Eventually, we make it to the canned goods aisle. And there it fucking sits:
my cart, stacked high with family sized cans of green beans
and my will to live pooling out onto the floor

“Oh no. Ralph, we forgot to get a basket!”


Wednesday, May 24, 2017

The dream wasn’t real. Was it?
It was just some new downer with a fun name, right? One of those “research” chemicals the DEA hasn’t gotten around to outlawing.
I want more. I need more. Worse, worse than the first time I tried cocaine. (Bought a gram. Blew through it in an hour or two. Fat eighties rails. Heh.)
Freebase. Caught the dragon. Slept for days.
The gardens, o fuck, the gardens were joy incarnate. Most of ‘em anyways.
Some were so sad but so beautiful. Fucking flowers spelled out a tragedy Shakespeare couldn’t have comprehended.

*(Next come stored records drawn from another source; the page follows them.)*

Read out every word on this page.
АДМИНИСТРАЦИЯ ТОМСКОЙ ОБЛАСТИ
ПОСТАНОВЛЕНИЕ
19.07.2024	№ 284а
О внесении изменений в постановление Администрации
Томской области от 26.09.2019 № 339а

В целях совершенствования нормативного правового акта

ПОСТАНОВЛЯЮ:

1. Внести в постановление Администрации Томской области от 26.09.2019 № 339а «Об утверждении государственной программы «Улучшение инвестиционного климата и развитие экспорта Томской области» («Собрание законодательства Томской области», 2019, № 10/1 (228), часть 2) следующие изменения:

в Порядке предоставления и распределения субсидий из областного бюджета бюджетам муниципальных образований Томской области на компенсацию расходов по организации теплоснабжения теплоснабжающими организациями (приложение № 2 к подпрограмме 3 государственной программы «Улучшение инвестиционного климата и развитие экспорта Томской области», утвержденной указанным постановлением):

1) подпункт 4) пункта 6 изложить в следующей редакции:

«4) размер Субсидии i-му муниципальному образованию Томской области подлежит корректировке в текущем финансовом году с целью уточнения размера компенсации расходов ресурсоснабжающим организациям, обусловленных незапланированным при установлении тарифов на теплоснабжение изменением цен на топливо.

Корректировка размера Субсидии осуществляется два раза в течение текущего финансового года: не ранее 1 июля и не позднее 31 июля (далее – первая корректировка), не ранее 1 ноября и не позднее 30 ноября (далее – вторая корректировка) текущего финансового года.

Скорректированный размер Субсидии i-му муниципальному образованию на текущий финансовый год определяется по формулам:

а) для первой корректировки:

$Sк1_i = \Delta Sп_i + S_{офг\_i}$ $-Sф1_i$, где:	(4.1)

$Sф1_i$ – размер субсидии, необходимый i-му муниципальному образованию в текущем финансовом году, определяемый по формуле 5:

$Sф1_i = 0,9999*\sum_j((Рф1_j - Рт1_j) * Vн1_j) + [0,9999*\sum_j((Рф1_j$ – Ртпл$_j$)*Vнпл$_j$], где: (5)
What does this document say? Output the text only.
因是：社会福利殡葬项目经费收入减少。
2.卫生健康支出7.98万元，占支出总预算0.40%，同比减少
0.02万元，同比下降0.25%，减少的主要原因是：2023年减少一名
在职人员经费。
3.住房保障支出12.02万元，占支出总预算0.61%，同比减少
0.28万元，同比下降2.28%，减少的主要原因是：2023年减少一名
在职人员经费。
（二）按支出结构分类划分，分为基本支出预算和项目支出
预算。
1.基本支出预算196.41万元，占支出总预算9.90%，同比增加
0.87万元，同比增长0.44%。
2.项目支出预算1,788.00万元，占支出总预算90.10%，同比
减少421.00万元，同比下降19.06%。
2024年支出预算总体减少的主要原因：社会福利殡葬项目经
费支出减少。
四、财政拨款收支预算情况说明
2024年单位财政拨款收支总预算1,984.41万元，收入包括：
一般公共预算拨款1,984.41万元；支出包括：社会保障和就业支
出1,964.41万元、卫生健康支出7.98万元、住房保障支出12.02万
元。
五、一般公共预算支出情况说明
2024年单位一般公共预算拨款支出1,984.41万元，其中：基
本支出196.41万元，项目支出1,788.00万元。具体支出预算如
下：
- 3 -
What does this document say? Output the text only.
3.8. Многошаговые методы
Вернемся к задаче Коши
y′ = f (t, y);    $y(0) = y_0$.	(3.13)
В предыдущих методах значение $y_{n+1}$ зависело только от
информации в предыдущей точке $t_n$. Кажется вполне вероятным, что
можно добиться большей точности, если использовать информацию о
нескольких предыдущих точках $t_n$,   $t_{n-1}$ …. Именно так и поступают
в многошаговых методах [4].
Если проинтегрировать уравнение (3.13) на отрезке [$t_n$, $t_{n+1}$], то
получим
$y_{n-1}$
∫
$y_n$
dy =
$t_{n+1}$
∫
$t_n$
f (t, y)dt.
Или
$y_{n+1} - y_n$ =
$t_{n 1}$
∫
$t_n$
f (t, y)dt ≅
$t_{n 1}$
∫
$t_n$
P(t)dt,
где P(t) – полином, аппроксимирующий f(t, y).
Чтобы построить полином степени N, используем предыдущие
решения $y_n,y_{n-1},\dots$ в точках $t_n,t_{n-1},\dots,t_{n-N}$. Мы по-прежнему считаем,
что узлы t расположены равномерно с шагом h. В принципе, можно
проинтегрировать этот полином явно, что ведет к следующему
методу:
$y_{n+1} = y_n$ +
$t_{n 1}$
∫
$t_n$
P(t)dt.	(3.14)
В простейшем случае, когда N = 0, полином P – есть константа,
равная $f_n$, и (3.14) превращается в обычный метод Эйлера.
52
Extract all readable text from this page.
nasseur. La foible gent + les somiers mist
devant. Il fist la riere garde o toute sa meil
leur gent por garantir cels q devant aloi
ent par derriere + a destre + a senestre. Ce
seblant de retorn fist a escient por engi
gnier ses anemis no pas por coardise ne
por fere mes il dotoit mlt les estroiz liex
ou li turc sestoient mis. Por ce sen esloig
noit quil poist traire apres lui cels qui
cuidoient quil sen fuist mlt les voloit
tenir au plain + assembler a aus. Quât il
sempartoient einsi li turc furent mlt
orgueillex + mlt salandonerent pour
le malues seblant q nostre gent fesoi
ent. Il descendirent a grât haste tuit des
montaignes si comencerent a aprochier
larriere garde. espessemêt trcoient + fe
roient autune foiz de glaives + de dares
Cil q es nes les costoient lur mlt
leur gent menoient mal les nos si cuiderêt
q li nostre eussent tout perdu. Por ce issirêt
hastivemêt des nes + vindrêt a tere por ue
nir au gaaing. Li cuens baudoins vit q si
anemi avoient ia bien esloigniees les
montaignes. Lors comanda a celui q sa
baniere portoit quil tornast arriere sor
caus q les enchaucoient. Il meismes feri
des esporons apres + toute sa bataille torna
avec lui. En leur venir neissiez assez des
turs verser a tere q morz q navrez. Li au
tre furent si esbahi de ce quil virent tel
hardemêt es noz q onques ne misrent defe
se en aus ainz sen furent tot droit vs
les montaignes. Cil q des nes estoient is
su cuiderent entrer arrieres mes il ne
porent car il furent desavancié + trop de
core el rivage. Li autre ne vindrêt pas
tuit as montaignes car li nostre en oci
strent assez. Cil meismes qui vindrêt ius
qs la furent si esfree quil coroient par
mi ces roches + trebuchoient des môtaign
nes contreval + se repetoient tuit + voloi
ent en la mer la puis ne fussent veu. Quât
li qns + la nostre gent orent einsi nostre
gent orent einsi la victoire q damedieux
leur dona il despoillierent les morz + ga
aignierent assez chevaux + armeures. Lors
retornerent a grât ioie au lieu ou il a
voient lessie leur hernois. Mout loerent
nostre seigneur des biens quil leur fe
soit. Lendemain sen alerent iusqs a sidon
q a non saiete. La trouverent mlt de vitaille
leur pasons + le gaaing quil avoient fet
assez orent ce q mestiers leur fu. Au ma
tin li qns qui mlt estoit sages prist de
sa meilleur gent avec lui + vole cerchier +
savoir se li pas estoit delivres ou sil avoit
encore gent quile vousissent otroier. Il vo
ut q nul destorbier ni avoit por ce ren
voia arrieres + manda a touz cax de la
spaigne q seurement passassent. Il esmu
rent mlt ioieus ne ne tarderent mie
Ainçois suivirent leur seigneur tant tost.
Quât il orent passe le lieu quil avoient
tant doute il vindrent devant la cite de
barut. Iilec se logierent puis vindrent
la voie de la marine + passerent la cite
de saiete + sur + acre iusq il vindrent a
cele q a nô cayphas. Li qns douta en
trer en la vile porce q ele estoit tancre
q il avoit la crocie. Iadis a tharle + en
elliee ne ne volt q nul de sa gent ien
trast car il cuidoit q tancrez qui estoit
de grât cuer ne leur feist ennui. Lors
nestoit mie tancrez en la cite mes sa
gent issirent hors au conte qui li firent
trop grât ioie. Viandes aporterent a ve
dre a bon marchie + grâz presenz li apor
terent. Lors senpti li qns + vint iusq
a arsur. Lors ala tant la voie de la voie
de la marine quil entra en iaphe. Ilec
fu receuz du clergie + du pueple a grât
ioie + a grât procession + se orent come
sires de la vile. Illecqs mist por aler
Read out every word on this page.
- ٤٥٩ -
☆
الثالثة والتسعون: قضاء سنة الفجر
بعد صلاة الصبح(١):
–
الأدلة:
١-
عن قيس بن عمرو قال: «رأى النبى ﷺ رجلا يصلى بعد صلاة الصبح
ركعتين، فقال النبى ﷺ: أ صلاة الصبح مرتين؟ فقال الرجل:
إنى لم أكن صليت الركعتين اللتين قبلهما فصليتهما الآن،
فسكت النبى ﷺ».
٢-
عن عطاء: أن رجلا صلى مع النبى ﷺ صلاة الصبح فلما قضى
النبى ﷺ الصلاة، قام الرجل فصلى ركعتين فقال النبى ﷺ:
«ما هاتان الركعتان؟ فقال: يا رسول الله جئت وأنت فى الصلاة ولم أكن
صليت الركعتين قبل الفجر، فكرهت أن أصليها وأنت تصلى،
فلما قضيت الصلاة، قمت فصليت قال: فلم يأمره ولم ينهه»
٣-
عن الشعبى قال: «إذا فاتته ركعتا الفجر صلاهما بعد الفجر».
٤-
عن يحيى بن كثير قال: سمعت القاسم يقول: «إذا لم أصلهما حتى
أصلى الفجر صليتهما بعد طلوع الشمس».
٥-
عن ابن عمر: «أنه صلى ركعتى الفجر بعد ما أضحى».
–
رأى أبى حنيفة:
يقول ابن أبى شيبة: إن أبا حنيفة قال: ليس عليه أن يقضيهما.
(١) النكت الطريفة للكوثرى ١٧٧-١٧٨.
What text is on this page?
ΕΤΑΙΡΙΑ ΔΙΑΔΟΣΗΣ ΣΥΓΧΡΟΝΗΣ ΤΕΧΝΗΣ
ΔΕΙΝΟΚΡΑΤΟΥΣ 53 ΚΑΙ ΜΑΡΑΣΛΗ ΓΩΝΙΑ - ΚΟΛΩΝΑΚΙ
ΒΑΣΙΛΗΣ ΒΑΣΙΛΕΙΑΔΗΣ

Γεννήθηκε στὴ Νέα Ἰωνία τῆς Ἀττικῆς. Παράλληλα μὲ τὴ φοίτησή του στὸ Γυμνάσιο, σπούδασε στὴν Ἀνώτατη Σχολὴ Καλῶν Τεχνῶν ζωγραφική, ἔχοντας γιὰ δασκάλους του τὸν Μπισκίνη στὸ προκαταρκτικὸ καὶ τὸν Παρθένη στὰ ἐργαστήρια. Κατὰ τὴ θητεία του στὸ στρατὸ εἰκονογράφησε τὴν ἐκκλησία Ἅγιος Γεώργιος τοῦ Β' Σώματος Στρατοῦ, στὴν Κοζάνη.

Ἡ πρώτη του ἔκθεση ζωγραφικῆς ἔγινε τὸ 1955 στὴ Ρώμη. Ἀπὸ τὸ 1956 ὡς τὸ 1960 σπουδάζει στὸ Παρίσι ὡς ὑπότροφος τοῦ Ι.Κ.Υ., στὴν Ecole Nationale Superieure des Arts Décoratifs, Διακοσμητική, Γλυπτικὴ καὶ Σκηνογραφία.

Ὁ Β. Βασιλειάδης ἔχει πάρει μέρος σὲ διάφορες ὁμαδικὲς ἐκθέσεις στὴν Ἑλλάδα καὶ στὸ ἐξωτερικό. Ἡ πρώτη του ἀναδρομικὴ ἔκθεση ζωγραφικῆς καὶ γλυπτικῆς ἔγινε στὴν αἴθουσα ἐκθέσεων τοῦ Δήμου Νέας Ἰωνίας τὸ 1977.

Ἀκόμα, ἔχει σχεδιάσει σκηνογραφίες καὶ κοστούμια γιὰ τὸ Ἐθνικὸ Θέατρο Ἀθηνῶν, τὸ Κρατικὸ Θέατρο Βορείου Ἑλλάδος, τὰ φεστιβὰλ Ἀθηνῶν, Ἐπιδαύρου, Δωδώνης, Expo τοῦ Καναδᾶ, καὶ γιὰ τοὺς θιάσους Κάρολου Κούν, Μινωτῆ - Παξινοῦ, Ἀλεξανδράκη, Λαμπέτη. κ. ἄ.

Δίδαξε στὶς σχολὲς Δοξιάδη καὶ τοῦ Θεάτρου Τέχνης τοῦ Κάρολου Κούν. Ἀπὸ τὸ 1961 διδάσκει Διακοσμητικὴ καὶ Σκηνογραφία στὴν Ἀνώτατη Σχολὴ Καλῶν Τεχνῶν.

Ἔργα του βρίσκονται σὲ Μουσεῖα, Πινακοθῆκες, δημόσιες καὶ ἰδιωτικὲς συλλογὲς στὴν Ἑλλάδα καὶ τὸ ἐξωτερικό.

I mean, goddamn, I just don’t have the words.
And that cave, where the wind whispers Hypnos…

The waking world is all pain. Tight muscles. Desperate thirst. Twisting hunger.
I’m not sure I’d survive another dream like that.
I’m not sure I care.

- found written in an otherwise blank notebook at the saddest estate sale imaginable

Thursday, March 16, 2017

mercy away

The tidal bore thrust us up and mercifully away from the thing rising up, through the ocean floor. We drowned, and were the first glorified by our destroyer. Broken, were we, even from pain. Even from fear. From longing. From torturous joy.

Calm caressed us, from then on, always. Vague contentment, soft and distant, enrobed us like a cloud.

We will find our un-severed brothers, that the destroyer might sever them twain. We seek or un-smothered sisters. The destroyer shall see them unmade.

We will find you. He will bleed you. We will lead you, to evenness soft-gladly.